By screwing vintage 13th Floor Elevators riffs down to trip-hop tempos, the Black Angels struck psych-rock pay dirt. The Austin, Texas-based quintet’s 2006 debut, Passover, and its follow-up, Directions to See a Ghost, were sufficiently fuzzy-headed to win over a few record-store nerds, but also possessed enough head-bobbing grooves to keep college dudes from getting bored. The Black Angels’ third album, Phosphene Dream, is groovier still. Recorded in Los Angeles with producer D. Sardy (Black Mountain, Holy Fuck), it finds the band peeling back the psychedelic murk and tempering its bad vibes with a hint of flower-power homage. It’s about time, too. After two records of hazy drones and mid-tempo grind, the Black Angels desperately needed to hit the defog button and get some perspective.
It helps that the group has flushed out its Rolodex of Acceptable Psychedelic Influences. On “True Believers”, frontman Alex Mass bends his voice into a spooky and near-perfect approximation of Jefferson Airplane singer Grace Slick. “Haunting at 1300 McKinley” borrows some bluesy shuffle from the Animals. “Yellow Elevator #2” slips from a spiky Pink Floyd-inspired organ hook to an eerie Odessey and Oracle-worthy outro. These are welcome additions to the band’s sonic palate, but the past doesn’t hold all the answers for the Black Angels. Their eerie vibe doesn’t mesh very well with the hippie decade’s perkier moments. “Sunday Afternoon” brings those 13th Floor Elevators riffs back up to speed, but lacks that band’s cult-ish quirks. “Telephone”, the album’s up-tempo tambourine-fueled first single, comes off as an underdeveloped British Invasion pastiche. Or maybe it’s just out of place, sandwiched between haunted-head-shop fare like “The Sniper”.

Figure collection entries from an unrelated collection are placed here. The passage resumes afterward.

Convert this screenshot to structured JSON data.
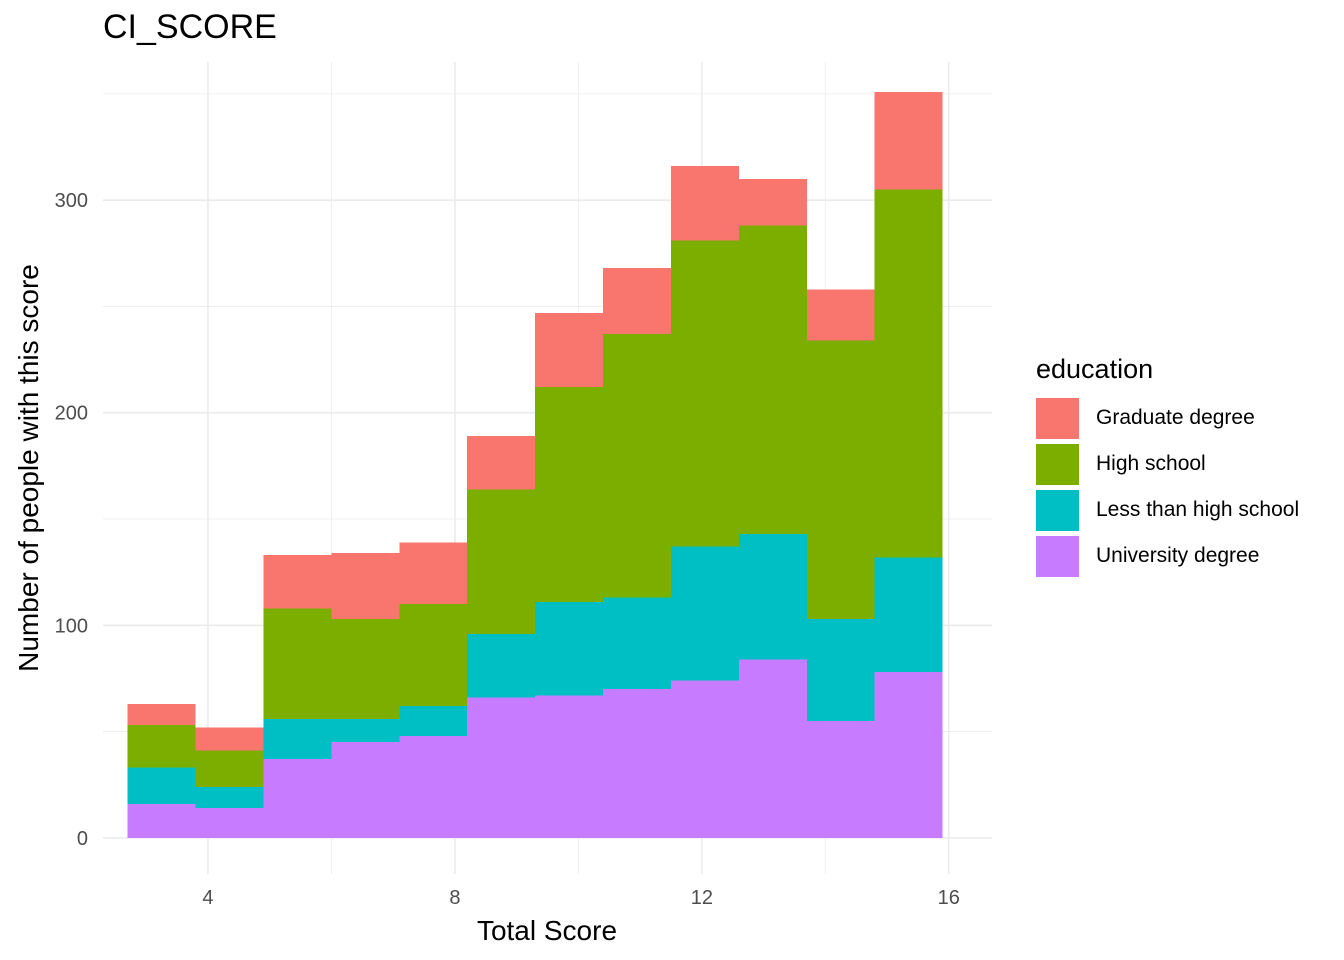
{
  "chart_data": {
    "type": "bar",
    "stacked": true,
    "title": "CI_SCORE",
    "xlabel": "Total Score",
    "ylabel": "Number of people with this score",
    "xlim": [
      2.3,
      16.7
    ],
    "ylim": [
      -17,
      365
    ],
    "x_ticks": [
      4,
      8,
      12,
      16
    ],
    "y_ticks": [
      0,
      100,
      200,
      300
    ],
    "grid": true,
    "bin_edges": [
      2.7,
      3.8,
      4.9,
      6.0,
      7.1,
      8.2,
      9.3,
      10.4,
      11.5,
      12.6,
      13.7,
      14.8,
      15.9
    ],
    "legend_title": "education",
    "legend_position": "right",
    "series": [
      {
        "name": "Graduate degree",
        "color": "#F8766D",
        "values": [
          10,
          11,
          25,
          31,
          29,
          25,
          35,
          31,
          35,
          22,
          24,
          46
        ]
      },
      {
        "name": "High school",
        "color": "#7CAE00",
        "values": [
          20,
          17,
          52,
          47,
          48,
          68,
          101,
          124,
          144,
          145,
          131,
          173
        ]
      },
      {
        "name": "Less than high school",
        "color": "#00BFC4",
        "values": [
          17,
          10,
          19,
          11,
          14,
          30,
          44,
          43,
          63,
          59,
          48,
          54
        ]
      },
      {
        "name": "University degree",
        "color": "#C77CFF",
        "values": [
          16,
          14,
          37,
          45,
          48,
          66,
          67,
          70,
          74,
          84,
          55,
          78
        ]
      }
    ]
  }
}
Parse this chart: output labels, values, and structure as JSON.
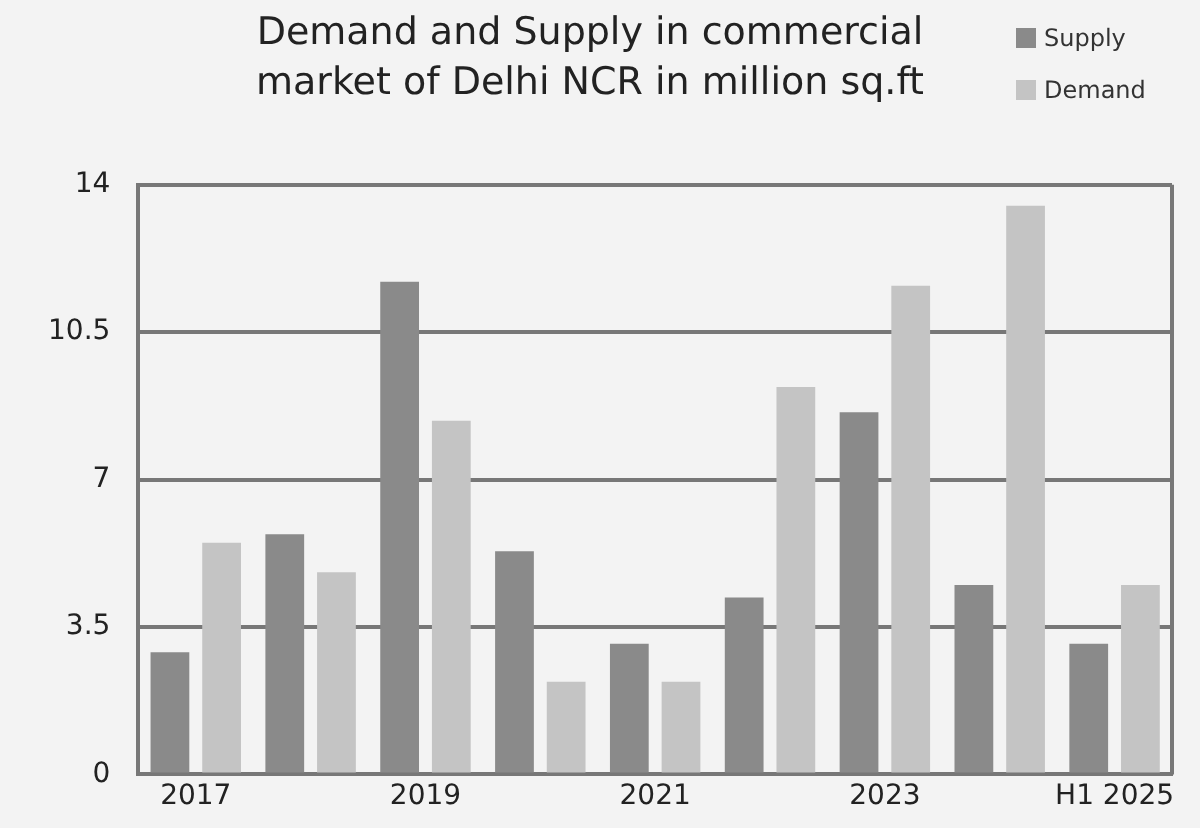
{
  "chart_data": {
    "type": "bar",
    "title": "Demand and Supply in commercial market of Delhi NCR in million sq.ft",
    "categories": [
      "2017",
      null,
      "2019",
      null,
      "2021",
      null,
      "2023",
      null,
      "H1 2025"
    ],
    "series": [
      {
        "name": "Supply",
        "color": "#8a8a8a",
        "values": [
          2.9,
          5.7,
          11.7,
          5.3,
          3.1,
          4.2,
          8.6,
          4.5,
          3.1
        ]
      },
      {
        "name": "Demand",
        "color": "#c4c4c4",
        "values": [
          5.5,
          4.8,
          8.4,
          2.2,
          2.2,
          9.2,
          11.6,
          13.5,
          4.5
        ]
      }
    ],
    "ylim": [
      0,
      14
    ],
    "yticks": [
      0,
      3.5,
      7,
      10.5,
      14
    ],
    "grid": "y",
    "legend": "top right"
  }
}
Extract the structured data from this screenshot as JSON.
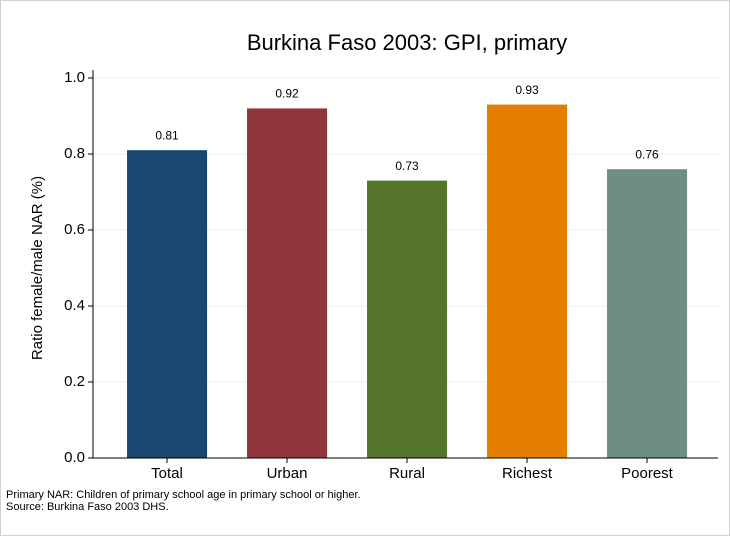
{
  "chart_data": {
    "type": "bar",
    "title": "Burkina Faso 2003: GPI, primary",
    "ylabel": "Ratio female/male NAR (%)",
    "categories": [
      "Total",
      "Urban",
      "Rural",
      "Richest",
      "Poorest"
    ],
    "values": [
      0.81,
      0.92,
      0.73,
      0.93,
      0.76
    ],
    "colors": [
      "#1a476f",
      "#90353b",
      "#55752f",
      "#e37e00",
      "#6e8e84"
    ],
    "ylim": [
      0,
      1.0
    ],
    "yticks": [
      {
        "value": 0,
        "label": "0.0"
      },
      0.2,
      0.4,
      0.6,
      0.8,
      {
        "value": 1.0,
        "label": "1.0"
      }
    ],
    "grid": true,
    "notes": [
      "Primary NAR: Children of primary school age in primary school or higher.",
      "Source: Burkina Faso 2003 DHS."
    ]
  }
}
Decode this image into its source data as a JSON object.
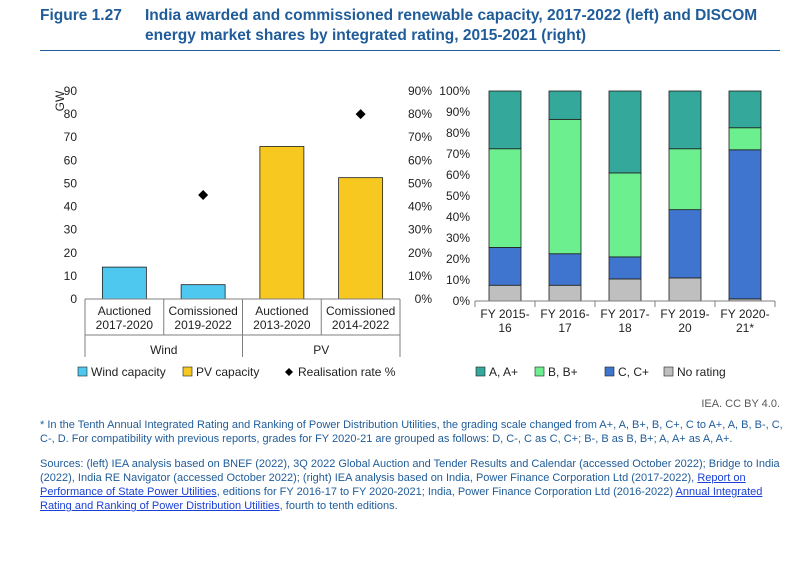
{
  "header": {
    "figure_label": "Figure 1.27",
    "title": "India awarded and commissioned renewable capacity, 2017-2022 (left) and DISCOM energy market shares by integrated rating, 2015-2021 (right)"
  },
  "chart_data": [
    {
      "type": "bar",
      "ylabel": "GW",
      "ylim": [
        0,
        90
      ],
      "yticks": [
        "0",
        "10",
        "20",
        "30",
        "40",
        "50",
        "60",
        "70",
        "80",
        "90"
      ],
      "y2lim": [
        0,
        90
      ],
      "y2ticks": [
        "0%",
        "10%",
        "20%",
        "30%",
        "40%",
        "50%",
        "60%",
        "70%",
        "80%",
        "90%"
      ],
      "categories": [
        "Auctioned 2017-2020",
        "Comissioned 2019-2022",
        "Auctioned 2013-2020",
        "Comissioned 2014-2022"
      ],
      "category_lines": [
        [
          "Auctioned",
          "2017-2020"
        ],
        [
          "Comissioned",
          "2019-2022"
        ],
        [
          "Auctioned",
          "2013-2020"
        ],
        [
          "Comissioned",
          "2014-2022"
        ]
      ],
      "groups": [
        "Wind",
        "PV"
      ],
      "series": [
        {
          "name": "Wind capacity",
          "color": "#4fc8f0",
          "values": [
            13.8,
            6.2,
            null,
            null
          ]
        },
        {
          "name": "PV capacity",
          "color": "#f7c81f",
          "values": [
            null,
            null,
            66,
            52.5
          ]
        },
        {
          "name": "Realisation rate %",
          "color": "#000000",
          "marker": "diamond",
          "axis": "secondary",
          "values": [
            null,
            45,
            null,
            80
          ]
        }
      ],
      "legend_position": "bottom"
    },
    {
      "type": "bar",
      "stacked": true,
      "ylim": [
        0,
        100
      ],
      "yticks": [
        "0%",
        "10%",
        "20%",
        "30%",
        "40%",
        "50%",
        "60%",
        "70%",
        "80%",
        "90%",
        "100%"
      ],
      "categories": [
        "FY 2015-16",
        "FY 2016-17",
        "FY 2017-18",
        "FY 2019-20",
        "FY 2020-21*"
      ],
      "category_lines": [
        [
          "FY 2015-",
          "16"
        ],
        [
          "FY 2016-",
          "17"
        ],
        [
          "FY 2017-",
          "18"
        ],
        [
          "FY 2019-",
          "20"
        ],
        [
          "FY 2020-",
          "21*"
        ]
      ],
      "series": [
        {
          "name": "No rating",
          "color": "#bfbfbf",
          "values": [
            7.5,
            7.5,
            10.5,
            11,
            1
          ]
        },
        {
          "name": "C, C+",
          "color": "#3f74cf",
          "values": [
            18,
            15,
            10.5,
            32.5,
            71
          ]
        },
        {
          "name": "B, B+",
          "color": "#6bef8f",
          "values": [
            47,
            64,
            40,
            29,
            10.5
          ]
        },
        {
          "name": "A, A+",
          "color": "#34a89a",
          "values": [
            27.5,
            13.5,
            39,
            27.5,
            17.5
          ]
        }
      ],
      "legend_order": [
        "A, A+",
        "B, B+",
        "C, C+",
        "No rating"
      ],
      "legend_position": "bottom"
    }
  ],
  "footer": {
    "credit": "IEA. CC BY 4.0.",
    "note": "* In the Tenth Annual Integrated Rating and Ranking of Power Distribution Utilities, the grading scale changed from A+, A, B+, B, C+, C to A+, A, B, B-, C, C-, D. For compatibility with previous reports, grades for FY 2020-21 are grouped as follows: D, C-, C as C, C+; B-, B as B, B+; A, A+ as A, A+.",
    "sources_prefix": "Sources: (left) IEA analysis based on BNEF (2022), 3Q 2022 Global Auction and Tender Results and Calendar (accessed October 2022); Bridge to India (2022), India RE Navigator (accessed October 2022); (right) IEA analysis based on India, Power Finance Corporation Ltd (2017-2022), ",
    "link1": "Report on Performance of State Power Utilities",
    "sources_mid": ", editions for FY 2016-17 to FY 2020-2021; India, Power Finance Corporation Ltd (2016-2022) ",
    "link2": "Annual Integrated Rating and Ranking of Power Distribution Utilities",
    "sources_suffix": ", fourth to tenth editions."
  }
}
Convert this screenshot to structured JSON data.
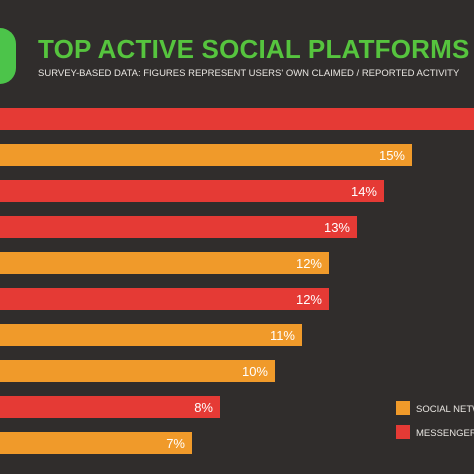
{
  "title": "TOP ACTIVE SOCIAL PLATFORMS",
  "subtitle": "SURVEY-BASED DATA: FIGURES REPRESENT USERS' OWN CLAIMED / REPORTED ACTIVITY",
  "colors": {
    "background": "#302d2c",
    "social_network": "#f09a2a",
    "messenger": "#e53a35",
    "title": "#56c43e",
    "badge": "#4cc44a",
    "value_label": "#ffffff",
    "text": "#e9e6e2"
  },
  "chart_data": {
    "type": "bar",
    "orientation": "horizontal",
    "title": "TOP ACTIVE SOCIAL PLATFORMS",
    "subtitle": "SURVEY-BASED DATA: FIGURES REPRESENT USERS' OWN CLAIMED / REPORTED ACTIVITY",
    "xlim": [
      0,
      16
    ],
    "grid": false,
    "legend_position": "bottom-right",
    "legend": [
      {
        "label": "SOCIAL NETW",
        "color": "#f09a2a"
      },
      {
        "label": "MESSENGER /",
        "color": "#e53a35"
      }
    ],
    "bars": [
      {
        "value": null,
        "label": "",
        "color": "#e53a35"
      },
      {
        "value": 15,
        "label": "15%",
        "color": "#f09a2a"
      },
      {
        "value": 14,
        "label": "14%",
        "color": "#e53a35"
      },
      {
        "value": 13,
        "label": "13%",
        "color": "#e53a35"
      },
      {
        "value": 12,
        "label": "12%",
        "color": "#f09a2a"
      },
      {
        "value": 12,
        "label": "12%",
        "color": "#e53a35"
      },
      {
        "value": 11,
        "label": "11%",
        "color": "#f09a2a"
      },
      {
        "value": 10,
        "label": "10%",
        "color": "#f09a2a"
      },
      {
        "value": 8,
        "label": "8%",
        "color": "#e53a35"
      },
      {
        "value": 7,
        "label": "7%",
        "color": "#f09a2a"
      }
    ]
  }
}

Instead, the record works best when the band simply reigns in the sludgy brew th at defined its sound early on. Whether pushed by Sardy or entirely of their own volition, the Black Angels have tightened up their songwriting. It’s the subtle things that make a difference– laying off the atmospherics, incorporating sudden shifts, and clamping down on the meandering jams. Album opener “Bad Vibrations” starts pretty much where Directions to See a Ghost left off, but it gets an adrenaline shot for a noise-addled final minute. The album’s heaviest track, “River of Blood”, cycles from steady groove to free-form freak-out to precision-wound fuzz riffage in just four minutes.
The Black Angels had some great songs on Passover and Directions to See a Ghost, but after a few tracks, they all began to sound the same. Phosphene Dream is a step up, if only for the little bit of variety that the tighter arrangements and genre-hopping provide. You can take it a piece at a time or swallow it in one big dose.